Viele Jahre lang wurden die Amazigh-Bewegungen und -Parteien in ganz Nordafrika durch den Aktivismus ihrer algerischen Pendants inspiriert, insbesondere derjenigen aus der militanten Region Kabylien. Dort entstand 1980 eine mächtige Identitätsbewegung der Amazigh, die als „Berber-Frühling“ bekannt wurde und die Arabisierungspolitik des Regimes in Frage stellte. Nach einem erneuten Aufstand im Jahr 2000, der als „Schwarzer Frühling“ bezeichnet wurde und 126 Tote und mehr als 5.000 Verletzte forderte, richtete die Regierung eine Hohe Kommission für die Amazighen ein, die mit der Einführung des Unterrichts in der amazighischen Sprache beauftragt wurde. Schätzungen zufolge sind fast ein Drittel der 42 Millionen Einwohner Algeriens Amazigh-Sprecher. Kabylie ist die bevölkerungsreichste Amazigh-Region des Landes mit über sieben Millionen Einwohnern.
Im Jahr 2016 änderte das 20-jährige Regime des ehemaligen Präsidenten Abdelaziz Bouteflika als Reaktion auf die Hartnäckigkeit der Bewegung für die kulturelle Anerkennung der Amazigh die Verfassung, um die Amazigh-Sprache als „Amtssprache“ des Staates zu definieren und sie mit dem Arabischen gleichzustellen. „Obwohl Tamazight im ganzen Land unterrichtet werden sollte, ist es nur in der Kabylei garantiert. In anderen Regionen, auch in den Tamazight sprechenden, müssen die Eltern einen Antrag bei den Behörden stellen. Die Regierung investiert nicht die notwendigen Mittel, um die Sprache wirklich offiziell zu machen“, sagt Mohamed Mouloudj, Journalist bei der algerischen Tageszeitung Liberté, der sich auf dieses Thema spezialisiert hat. Gleichzeitig hat das Amazigh an Sichtbarkeit gewonnen, seit in der Hauptstadt die Plakate aller öffentlichen Einrichtungen zweisprachig sind.

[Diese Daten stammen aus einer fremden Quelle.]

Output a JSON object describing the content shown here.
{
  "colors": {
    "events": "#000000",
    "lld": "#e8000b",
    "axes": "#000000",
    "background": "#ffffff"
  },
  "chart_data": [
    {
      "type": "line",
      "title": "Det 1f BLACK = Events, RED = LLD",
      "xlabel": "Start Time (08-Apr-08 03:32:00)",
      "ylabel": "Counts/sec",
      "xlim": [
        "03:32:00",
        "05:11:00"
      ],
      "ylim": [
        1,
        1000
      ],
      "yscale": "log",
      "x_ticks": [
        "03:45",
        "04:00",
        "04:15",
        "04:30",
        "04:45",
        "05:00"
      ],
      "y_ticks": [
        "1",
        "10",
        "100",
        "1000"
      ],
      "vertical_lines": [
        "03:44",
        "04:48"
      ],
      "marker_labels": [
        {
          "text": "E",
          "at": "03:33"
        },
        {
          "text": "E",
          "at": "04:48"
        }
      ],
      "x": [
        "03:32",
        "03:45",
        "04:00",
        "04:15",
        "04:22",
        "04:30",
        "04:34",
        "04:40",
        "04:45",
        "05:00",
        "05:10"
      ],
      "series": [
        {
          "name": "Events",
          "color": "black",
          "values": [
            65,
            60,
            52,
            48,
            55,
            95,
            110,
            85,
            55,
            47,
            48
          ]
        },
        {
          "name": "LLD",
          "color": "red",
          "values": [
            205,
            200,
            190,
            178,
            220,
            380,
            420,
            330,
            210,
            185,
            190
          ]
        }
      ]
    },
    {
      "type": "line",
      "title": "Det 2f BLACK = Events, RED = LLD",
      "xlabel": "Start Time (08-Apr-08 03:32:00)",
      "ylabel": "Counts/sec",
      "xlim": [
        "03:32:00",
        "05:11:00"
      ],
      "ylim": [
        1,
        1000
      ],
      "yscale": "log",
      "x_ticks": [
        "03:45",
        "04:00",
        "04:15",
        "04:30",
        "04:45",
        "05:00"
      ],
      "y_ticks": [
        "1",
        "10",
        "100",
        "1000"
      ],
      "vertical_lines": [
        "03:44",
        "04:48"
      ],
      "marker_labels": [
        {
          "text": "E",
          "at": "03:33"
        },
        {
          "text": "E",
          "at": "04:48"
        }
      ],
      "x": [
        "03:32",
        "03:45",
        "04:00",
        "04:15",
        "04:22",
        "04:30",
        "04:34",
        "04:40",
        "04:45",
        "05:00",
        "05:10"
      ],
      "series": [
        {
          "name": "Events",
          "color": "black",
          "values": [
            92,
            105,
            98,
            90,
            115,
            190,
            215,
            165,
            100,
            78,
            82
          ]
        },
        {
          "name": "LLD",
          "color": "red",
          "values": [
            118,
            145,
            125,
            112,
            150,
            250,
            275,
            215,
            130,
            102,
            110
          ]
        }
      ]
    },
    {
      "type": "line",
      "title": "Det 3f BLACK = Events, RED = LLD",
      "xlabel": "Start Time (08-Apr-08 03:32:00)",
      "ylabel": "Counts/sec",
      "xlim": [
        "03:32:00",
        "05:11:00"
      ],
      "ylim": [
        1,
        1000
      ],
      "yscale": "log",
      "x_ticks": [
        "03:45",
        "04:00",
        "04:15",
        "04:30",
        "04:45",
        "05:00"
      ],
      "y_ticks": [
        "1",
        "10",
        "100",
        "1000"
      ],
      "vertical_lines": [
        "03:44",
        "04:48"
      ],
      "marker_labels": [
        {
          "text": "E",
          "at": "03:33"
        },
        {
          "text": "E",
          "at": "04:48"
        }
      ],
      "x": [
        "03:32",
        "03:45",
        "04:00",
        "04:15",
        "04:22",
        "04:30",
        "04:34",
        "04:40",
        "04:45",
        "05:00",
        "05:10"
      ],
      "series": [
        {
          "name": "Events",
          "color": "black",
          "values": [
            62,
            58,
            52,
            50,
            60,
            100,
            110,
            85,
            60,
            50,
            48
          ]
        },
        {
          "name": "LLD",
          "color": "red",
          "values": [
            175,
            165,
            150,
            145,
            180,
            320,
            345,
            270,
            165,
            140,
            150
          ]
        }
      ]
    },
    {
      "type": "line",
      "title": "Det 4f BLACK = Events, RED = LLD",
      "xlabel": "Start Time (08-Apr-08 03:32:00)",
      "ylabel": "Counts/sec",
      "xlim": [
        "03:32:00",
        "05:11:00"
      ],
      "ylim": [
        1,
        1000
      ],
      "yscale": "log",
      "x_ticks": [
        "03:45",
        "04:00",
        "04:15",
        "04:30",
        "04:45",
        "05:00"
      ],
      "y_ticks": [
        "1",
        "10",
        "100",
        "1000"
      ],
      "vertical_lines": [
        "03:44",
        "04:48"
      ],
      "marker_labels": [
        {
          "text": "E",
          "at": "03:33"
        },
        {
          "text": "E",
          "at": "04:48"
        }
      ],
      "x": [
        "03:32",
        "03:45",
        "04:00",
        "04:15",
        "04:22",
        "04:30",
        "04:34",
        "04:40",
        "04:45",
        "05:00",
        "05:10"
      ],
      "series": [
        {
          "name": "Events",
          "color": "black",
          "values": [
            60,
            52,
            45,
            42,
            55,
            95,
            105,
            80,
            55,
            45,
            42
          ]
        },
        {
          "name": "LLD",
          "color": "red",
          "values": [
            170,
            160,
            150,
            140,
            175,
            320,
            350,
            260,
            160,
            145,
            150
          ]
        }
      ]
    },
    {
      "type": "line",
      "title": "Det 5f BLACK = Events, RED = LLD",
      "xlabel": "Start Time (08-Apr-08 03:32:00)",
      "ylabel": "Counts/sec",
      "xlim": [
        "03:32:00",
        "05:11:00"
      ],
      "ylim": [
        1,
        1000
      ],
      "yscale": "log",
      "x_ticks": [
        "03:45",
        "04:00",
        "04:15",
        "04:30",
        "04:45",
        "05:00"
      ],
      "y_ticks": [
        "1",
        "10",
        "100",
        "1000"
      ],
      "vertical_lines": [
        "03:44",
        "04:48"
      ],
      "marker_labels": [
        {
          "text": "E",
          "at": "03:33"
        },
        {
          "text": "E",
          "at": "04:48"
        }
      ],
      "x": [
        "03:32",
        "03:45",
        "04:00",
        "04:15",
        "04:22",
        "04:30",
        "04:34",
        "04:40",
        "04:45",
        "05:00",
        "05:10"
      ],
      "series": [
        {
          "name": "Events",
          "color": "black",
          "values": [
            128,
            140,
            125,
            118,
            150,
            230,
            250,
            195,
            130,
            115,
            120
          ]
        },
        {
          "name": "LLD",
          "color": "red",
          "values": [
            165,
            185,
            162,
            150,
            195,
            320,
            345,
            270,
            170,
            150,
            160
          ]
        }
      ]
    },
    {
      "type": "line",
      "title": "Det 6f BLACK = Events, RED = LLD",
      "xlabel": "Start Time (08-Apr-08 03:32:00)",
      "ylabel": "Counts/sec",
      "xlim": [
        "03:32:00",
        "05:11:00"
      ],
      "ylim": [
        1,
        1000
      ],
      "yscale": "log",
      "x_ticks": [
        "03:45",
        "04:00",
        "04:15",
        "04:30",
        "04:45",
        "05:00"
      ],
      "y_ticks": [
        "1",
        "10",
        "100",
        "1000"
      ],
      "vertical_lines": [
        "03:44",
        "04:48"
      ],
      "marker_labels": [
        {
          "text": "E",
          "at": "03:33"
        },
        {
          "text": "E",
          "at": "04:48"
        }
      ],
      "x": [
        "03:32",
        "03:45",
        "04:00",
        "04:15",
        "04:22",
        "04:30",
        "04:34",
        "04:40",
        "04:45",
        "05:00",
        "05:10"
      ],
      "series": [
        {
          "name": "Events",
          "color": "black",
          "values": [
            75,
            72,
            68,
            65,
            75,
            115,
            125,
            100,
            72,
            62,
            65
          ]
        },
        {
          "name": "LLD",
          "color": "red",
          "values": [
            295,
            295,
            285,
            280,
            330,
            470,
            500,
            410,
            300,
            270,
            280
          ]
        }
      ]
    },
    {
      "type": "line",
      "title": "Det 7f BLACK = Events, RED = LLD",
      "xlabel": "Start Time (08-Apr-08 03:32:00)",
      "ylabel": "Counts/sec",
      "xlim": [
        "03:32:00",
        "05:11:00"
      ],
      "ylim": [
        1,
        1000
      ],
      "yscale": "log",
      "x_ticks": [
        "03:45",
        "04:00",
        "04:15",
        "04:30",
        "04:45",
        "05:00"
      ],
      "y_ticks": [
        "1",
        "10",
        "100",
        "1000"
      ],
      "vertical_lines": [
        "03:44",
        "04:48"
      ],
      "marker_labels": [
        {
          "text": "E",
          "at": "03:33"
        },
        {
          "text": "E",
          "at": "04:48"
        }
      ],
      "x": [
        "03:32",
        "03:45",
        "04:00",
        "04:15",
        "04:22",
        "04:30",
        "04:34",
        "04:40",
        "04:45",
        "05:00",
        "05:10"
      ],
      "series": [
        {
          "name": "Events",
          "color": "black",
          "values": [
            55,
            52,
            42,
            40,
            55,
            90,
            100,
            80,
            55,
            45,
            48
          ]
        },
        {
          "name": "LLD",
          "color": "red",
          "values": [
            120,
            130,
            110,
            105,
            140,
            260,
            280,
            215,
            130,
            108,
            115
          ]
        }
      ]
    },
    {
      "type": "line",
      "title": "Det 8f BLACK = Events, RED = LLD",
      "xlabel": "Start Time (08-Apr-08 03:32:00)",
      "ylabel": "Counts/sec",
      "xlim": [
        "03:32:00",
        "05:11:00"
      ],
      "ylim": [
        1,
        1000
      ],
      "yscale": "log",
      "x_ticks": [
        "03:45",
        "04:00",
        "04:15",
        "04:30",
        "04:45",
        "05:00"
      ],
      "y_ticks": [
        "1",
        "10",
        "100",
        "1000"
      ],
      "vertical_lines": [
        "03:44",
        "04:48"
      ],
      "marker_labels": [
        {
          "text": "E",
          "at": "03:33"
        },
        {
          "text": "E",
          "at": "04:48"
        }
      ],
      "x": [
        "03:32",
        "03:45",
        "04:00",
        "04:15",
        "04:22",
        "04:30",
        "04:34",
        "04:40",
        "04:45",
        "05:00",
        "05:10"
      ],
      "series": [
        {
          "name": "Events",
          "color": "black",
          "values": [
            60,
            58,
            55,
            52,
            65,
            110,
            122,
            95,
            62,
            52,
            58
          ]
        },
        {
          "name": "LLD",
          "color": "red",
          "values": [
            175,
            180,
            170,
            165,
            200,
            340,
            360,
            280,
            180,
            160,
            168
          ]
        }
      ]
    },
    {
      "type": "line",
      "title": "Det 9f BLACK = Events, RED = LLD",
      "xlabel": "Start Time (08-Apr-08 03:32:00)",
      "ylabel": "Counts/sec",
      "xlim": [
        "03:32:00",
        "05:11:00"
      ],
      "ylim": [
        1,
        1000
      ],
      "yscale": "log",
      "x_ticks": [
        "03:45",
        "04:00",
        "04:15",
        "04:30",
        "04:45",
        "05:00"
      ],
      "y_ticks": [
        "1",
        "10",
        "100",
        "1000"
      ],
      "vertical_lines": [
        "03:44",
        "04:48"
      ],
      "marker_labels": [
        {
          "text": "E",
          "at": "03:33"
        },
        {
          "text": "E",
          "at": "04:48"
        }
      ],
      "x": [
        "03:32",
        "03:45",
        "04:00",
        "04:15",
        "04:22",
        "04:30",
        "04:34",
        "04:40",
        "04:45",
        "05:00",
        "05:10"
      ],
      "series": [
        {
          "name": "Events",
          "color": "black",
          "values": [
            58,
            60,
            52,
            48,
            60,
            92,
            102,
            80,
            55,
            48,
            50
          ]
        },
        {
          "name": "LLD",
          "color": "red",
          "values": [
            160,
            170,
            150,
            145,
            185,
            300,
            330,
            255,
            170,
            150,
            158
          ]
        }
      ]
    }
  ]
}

Interessanterweise gab es in Tunesien, dem einzigen Land der Region, das den Übergang zur Demokratie erfolgreich durchlaufen hat, weniger Veränderungen. Nach Ägypten hat Tunesien die kleinste Tamazight-sprechende Bevölkerung in der Region. Die großzügigsten Schätzungen gehen von fast 500.000 Sprechern aus, was etwa 4,5 % der tunesischen Bevölkerung entspricht, während andere Quellen die Zahl auf nur 200.000 beziffern, die sich auf einige Dörfer im Süden des Landes und in der Hauptstadt konzentrieren.
„Nach der Revolution wurde eine Reihe von Nichtregierungsorganisationen gegründet, die sich der Verbreitung der Kultur und der Vermittlung der Sprache widmen. Der Staat unterdrückt uns nicht mehr wie früher, aber er gibt uns keine finanzielle Unterstützung. Sie scheinen sich an uns zu stören“, sagt Ghaki Jelloul, Präsident der tunesischen Vereinigung für Amazigh-Kultur (ATCA). Im vergangenen Frühjahr wurde die Akal („Erde“), die erste Amazigh-Partei des Landes, gegründet, um die Behörden zum Handeln zu bewegen. Die Partei konnte bei den Wahlen im letzten Herbst keine Sitze im Parlament erringen, aber ihr Generalsekretär Samir Nefzi sagte schon vor der Wahl, dass sein Ziel nur darin bestehe, sich im Vorfeld der nächsten Wahlen im Jahr 2024 zu profilieren.